Hitachi Vantara’s focus on the eco-friendly data center starts with infrastructure. Our data storage systems include our patented technology that helps reduce power consumption by 30%-40% from model to model, without compromising performance. As part of this process and based on the comprehensive guidelines within the Carbon Footprint of Products (CFP), we also lower Green House Gas (GHG) emissions across the entire lifecycle of our systems – from procurement of materials to production, transport, use, disposal, and recycling.

On top of this, our all-flash storage arrays have enabled customers across the globe to consolidate legacy disk systems which frees up floor space, dramatically lowers power consumption and costs, and reduces CO2 emissions.

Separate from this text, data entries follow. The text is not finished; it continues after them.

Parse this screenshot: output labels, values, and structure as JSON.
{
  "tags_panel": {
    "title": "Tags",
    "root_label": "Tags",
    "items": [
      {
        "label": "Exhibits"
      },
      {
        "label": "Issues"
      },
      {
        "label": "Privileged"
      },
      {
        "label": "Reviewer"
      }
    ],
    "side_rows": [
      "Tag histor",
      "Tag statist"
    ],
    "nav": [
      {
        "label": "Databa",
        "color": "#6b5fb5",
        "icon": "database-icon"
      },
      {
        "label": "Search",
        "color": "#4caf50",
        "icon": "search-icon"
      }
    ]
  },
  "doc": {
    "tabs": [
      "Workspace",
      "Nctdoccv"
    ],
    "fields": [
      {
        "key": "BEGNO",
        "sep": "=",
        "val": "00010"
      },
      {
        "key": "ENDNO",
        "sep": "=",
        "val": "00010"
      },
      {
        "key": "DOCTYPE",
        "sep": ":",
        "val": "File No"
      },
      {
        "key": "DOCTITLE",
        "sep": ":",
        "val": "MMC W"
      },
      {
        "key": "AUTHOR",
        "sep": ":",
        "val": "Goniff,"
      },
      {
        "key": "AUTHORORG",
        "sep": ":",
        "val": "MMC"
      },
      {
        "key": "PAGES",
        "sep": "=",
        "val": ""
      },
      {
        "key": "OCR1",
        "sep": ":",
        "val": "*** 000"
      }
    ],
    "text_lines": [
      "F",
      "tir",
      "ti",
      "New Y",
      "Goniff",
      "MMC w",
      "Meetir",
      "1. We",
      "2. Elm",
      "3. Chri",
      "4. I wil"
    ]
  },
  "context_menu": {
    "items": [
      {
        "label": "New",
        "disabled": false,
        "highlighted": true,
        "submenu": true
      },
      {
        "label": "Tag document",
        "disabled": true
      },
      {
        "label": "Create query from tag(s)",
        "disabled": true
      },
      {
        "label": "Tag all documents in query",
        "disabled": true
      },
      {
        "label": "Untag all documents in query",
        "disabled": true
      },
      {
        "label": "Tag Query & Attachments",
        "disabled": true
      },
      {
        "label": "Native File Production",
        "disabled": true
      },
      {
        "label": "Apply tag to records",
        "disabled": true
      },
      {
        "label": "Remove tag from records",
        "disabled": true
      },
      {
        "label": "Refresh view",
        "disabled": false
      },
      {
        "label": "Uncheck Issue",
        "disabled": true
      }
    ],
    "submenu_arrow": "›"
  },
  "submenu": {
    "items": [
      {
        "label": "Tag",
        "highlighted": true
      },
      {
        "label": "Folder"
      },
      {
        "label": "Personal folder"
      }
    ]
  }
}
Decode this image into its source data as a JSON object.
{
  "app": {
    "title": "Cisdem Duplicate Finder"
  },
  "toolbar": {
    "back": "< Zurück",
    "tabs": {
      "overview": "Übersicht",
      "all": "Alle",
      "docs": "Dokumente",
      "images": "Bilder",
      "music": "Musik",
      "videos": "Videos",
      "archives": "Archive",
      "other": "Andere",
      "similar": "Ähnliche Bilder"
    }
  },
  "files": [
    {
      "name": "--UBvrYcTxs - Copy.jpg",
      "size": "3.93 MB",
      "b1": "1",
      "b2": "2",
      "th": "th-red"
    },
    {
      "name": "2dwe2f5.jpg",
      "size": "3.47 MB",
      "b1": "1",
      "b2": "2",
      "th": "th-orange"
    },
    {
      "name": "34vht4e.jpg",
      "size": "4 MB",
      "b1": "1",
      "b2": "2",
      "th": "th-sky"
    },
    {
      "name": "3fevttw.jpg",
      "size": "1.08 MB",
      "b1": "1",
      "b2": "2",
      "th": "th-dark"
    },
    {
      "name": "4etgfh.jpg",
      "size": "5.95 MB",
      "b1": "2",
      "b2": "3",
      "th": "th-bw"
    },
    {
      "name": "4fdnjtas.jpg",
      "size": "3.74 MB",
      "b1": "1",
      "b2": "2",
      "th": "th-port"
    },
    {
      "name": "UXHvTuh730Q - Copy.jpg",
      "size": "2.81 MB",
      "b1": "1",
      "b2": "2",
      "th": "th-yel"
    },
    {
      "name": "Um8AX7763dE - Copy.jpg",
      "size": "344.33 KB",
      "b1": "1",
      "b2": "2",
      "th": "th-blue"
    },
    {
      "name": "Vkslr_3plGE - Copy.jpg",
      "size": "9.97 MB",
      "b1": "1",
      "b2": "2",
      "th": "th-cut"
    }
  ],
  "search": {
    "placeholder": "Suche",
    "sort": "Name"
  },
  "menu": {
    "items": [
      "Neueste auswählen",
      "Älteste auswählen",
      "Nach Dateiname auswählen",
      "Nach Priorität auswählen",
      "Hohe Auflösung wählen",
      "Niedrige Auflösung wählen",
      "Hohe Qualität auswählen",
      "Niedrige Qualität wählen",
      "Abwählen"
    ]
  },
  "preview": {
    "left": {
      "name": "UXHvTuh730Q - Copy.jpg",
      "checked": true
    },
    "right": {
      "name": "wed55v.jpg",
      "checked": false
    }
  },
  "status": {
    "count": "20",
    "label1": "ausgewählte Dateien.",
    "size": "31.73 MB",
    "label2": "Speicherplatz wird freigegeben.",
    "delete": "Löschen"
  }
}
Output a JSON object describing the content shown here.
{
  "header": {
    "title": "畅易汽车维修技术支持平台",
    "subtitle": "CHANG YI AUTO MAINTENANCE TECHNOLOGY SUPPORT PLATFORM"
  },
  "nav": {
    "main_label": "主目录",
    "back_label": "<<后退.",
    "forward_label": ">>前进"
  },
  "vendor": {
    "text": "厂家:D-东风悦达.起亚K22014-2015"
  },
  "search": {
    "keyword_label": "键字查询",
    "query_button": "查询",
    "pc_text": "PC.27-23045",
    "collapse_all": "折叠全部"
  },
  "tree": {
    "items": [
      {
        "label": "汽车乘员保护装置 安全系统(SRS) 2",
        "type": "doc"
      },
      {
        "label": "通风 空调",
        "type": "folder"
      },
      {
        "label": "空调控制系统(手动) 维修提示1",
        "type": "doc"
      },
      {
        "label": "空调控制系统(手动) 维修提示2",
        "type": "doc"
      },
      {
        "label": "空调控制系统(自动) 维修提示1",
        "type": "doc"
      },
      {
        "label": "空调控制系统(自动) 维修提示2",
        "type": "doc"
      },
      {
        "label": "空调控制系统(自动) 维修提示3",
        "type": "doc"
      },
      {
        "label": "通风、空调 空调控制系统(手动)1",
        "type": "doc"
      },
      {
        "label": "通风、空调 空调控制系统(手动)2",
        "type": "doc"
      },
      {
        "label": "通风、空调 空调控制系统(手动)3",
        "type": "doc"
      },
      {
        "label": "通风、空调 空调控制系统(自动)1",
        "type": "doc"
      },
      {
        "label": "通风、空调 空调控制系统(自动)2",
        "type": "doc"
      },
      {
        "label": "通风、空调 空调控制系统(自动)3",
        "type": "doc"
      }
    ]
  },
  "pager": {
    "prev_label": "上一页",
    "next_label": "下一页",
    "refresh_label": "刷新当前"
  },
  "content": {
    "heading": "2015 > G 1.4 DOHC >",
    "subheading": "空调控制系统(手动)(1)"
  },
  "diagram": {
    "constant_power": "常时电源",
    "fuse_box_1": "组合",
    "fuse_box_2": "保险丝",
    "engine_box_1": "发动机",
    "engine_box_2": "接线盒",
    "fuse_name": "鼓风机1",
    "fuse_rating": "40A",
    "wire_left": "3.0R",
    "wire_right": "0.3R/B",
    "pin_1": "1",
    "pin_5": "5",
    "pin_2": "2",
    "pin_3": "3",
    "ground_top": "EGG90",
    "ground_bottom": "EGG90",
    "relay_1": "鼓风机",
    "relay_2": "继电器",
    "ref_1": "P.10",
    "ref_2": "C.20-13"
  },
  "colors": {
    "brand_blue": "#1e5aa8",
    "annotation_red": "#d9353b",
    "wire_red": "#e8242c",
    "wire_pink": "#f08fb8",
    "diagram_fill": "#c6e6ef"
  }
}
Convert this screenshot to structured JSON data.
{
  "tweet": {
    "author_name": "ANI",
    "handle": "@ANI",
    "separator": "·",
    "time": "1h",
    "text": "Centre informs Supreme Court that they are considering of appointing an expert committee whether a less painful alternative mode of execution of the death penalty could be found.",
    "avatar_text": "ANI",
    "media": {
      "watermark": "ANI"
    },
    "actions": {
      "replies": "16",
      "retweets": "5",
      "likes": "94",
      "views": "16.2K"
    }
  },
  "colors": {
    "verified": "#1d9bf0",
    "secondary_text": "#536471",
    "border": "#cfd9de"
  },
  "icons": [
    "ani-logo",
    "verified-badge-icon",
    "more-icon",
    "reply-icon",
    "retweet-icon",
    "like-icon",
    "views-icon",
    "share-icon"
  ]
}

Sustainability at the Core

Our efforts in the eco-friendly data center stem from the bold direction of our parent company, Hitachi Ltd., which built environmental harmony into its fabric upon its inception more than a century ago. Last year, the company announced a new comprehensive sustainability program, the Hitachi 2022 Sustainability Report. Among the many ideas and plans shared, Hitachi explains the value of adopting a circular economy approach. “To help build a recycling-oriented society, Hitachi will advance a shift from the conventional linear economy to a circular economy,” it reads. “Hitachi is striving to realize this goal with a dual approach of pursuing effective and sustainable use of resources and assets in Hitachi’s business activities and achieving the circularity of resources throughout the value chain.”

Our concerted efforts and commitment are getting recognized. Gartner’s recent overall rating of “Positive” for Hitachi, stated the following in late January: “Hitachi’s consistent approach to sustainability and environmental, social and governance (ESG) has led to the creation of a new digital green transformation market aimed at decarbonization, which is evidenced by projects such as Optimise Prime in the U.K. This project, also involving Royal Mail, Centrica, Uber and UK Power Networks, is aimed at large-scale field trials and the monitoring of more than 3,000 commercial electric vehicles (EVs). The project’s goal seeks to understand the impact of EVs on power distribution networks, on electricity demand optimization and on optimal deployment of charging facilities.”

And the Everest Group ranked Hitachi Vantara a “Major Contender” in its inaugural Sustainability Enablement Technology Services PEAK Matrix® 2022, which is based on a company’s “capabilities and offerings across the people, planet, and profit aspects of sustainability services.”

Bringing Balance

We know that enterprises are scrambling to understand their sustainability posture to lessen their impact on the climate, improve efficiencies, lower costs, and prepare for compliance. We’re working hard to engage and empower them to help assess and address their challenges and opportunities with smarter, eco-friendly infrastructure. We take a holistic approach to de-carbonization that brings IT and OT together with sustainable IT solutions around storage, edge, software and OT, as well as energy management and fleet management solutions.

Last August I wrote that enterprises were entering the “The Great Data Center Consolidation 2.0,” a new era of cloud repatriation to on-premises infrastructure and private clouds with a better understanding of application needs. I’m extending that idea to include the urgent need to balance the digital and natural worlds in and around the data center. Balance is good. It enables agility and establishes equilibrium for improved performance and quick reaction times. It’s time to bring balance to the data center, for the good of your business and the planet.

Russell Skingsley is CTO and Group Vice President, Technical Sales, Hitachi Vantara.